Objective: We sought to determine whether a prolonged QRS-interval duration is associated with decreased left ventricular (LV) systolic function.
Background: The 12-lead electrocardiogram (ECG) is a routine test for suspected cardiac disease. Although several scoring systems have been devised to estimate LV systolic function, no studies have examined the direct relationship between QRS duration alone and LV systolic function.
Methods: We analyzed the standard 12-lead surface ECG of 270 consecutive patients, referred for radionuclide ventriculography. Patients (n = 44) with bundle branch blocks, atrial flutter or fibrillation, pacemaker rhythm, recent myocardial infarction or bypass surgery, and patients on antiarrhythmic drugs were excluded. In the remaining patients (n = 226), we correlated the QRS duration on standard resting ECG, and the resting LV ejection fraction (EF), end-systolic and end-diastolic counts (ESC and EDC, respectively; LV volume indices), as obtained by radionuclide angiography. We used a multivariate analysis to identify independent predictors of reduced ventricular function entering QRS duration, the previously described R-wave score and clinical variables in our model.

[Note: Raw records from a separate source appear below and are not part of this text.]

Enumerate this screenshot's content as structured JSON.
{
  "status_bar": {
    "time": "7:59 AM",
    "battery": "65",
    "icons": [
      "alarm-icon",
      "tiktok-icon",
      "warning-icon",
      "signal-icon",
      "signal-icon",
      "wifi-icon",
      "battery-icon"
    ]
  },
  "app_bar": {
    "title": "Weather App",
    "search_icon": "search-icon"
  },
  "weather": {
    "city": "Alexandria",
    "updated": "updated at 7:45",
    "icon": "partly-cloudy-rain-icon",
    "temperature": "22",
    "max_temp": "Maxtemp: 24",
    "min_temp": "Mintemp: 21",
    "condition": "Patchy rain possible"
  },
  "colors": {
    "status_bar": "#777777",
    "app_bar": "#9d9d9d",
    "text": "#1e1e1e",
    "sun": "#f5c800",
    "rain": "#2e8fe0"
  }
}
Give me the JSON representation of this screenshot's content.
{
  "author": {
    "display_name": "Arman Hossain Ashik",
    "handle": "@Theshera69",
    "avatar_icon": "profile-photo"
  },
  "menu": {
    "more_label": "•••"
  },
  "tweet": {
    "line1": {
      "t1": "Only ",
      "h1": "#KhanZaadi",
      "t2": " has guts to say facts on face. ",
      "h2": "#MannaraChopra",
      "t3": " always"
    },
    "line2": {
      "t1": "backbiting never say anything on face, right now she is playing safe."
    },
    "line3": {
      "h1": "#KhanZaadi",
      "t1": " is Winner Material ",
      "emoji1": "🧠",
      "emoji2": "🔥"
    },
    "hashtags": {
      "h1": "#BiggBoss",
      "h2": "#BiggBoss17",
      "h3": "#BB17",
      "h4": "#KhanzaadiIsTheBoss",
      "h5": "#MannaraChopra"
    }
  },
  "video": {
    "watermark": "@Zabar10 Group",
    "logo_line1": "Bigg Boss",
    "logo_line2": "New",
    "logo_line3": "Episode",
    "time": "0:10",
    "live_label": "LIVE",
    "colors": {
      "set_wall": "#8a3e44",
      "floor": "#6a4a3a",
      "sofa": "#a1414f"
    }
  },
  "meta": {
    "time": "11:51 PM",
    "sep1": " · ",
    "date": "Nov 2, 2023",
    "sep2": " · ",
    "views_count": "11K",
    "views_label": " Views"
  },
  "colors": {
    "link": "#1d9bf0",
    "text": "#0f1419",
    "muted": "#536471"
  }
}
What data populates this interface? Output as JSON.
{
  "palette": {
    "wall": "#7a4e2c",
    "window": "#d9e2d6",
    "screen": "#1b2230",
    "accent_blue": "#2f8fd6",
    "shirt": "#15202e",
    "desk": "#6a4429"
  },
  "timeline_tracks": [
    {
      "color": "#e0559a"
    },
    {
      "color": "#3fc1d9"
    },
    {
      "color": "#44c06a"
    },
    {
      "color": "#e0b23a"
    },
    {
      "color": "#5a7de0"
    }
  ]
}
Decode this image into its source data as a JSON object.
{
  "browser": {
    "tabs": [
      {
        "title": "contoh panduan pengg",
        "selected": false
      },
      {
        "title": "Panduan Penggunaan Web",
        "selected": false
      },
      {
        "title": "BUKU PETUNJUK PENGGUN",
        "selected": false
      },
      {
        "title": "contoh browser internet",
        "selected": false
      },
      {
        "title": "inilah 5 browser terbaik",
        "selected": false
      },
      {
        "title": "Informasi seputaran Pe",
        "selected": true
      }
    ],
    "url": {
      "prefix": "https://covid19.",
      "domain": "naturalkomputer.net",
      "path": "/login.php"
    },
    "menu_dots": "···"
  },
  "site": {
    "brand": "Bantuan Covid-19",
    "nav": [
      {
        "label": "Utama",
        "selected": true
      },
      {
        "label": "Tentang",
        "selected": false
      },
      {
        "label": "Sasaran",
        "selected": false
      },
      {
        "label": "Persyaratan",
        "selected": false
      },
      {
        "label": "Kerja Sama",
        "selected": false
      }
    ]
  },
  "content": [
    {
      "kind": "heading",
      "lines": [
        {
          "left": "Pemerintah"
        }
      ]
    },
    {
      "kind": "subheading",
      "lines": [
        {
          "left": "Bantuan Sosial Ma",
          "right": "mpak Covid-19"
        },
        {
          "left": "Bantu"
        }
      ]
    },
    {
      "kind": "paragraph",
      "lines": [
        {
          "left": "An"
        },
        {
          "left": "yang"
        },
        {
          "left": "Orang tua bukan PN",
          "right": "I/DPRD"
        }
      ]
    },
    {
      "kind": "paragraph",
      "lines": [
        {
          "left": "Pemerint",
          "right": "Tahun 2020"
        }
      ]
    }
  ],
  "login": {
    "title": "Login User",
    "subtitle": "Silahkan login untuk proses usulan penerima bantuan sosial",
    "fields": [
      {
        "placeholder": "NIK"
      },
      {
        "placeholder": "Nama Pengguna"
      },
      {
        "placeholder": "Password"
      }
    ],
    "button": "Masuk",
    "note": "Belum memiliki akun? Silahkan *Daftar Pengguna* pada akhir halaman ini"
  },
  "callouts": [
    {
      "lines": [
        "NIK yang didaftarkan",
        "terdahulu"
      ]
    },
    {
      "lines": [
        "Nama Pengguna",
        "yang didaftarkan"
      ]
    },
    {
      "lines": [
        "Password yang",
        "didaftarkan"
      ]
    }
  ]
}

Results: The QRS duration in the abnormal EF group was significantly longer than in the normal EF group (0.102 vs. 0.091 s, p < 0.0001). A QRS duration >0.10 s was highly specific (83.6%), but modestly sensitive (43.8%), for the prediction of abnormal EF. Furthermore, an abnormal EF was predicted with incrementally increased specificity (83.6% to 99.3%) and a corresponding decrease in sensitivity (43.8% to 13.8%) for each 0.01-s increase in the definition of prolonged QRS (from >0.10 to >0.12 s). Accordingly, the positive likelihood ratio for the prediction of decreased LV function was increased from 2.67 to 19.7 as the definition of prolonged QRS duration was increased from >0.10 to >0.12 s. In the multivariate analysis, a prolonged QRS duration and a low R-wave score were the only independent predictors of decreased LV systolic function.
Conclusions: Prolonged QRS duration (>0.10 s) obtained from a standard resting 12-lead ECG is a specific, but relatively insensitive indicator of decreased LV systolic function. Further prolongation of the QRS had a higher specificity for decreased LV EF and a higher positive likelihood ratio for predicting abnormal LV EF.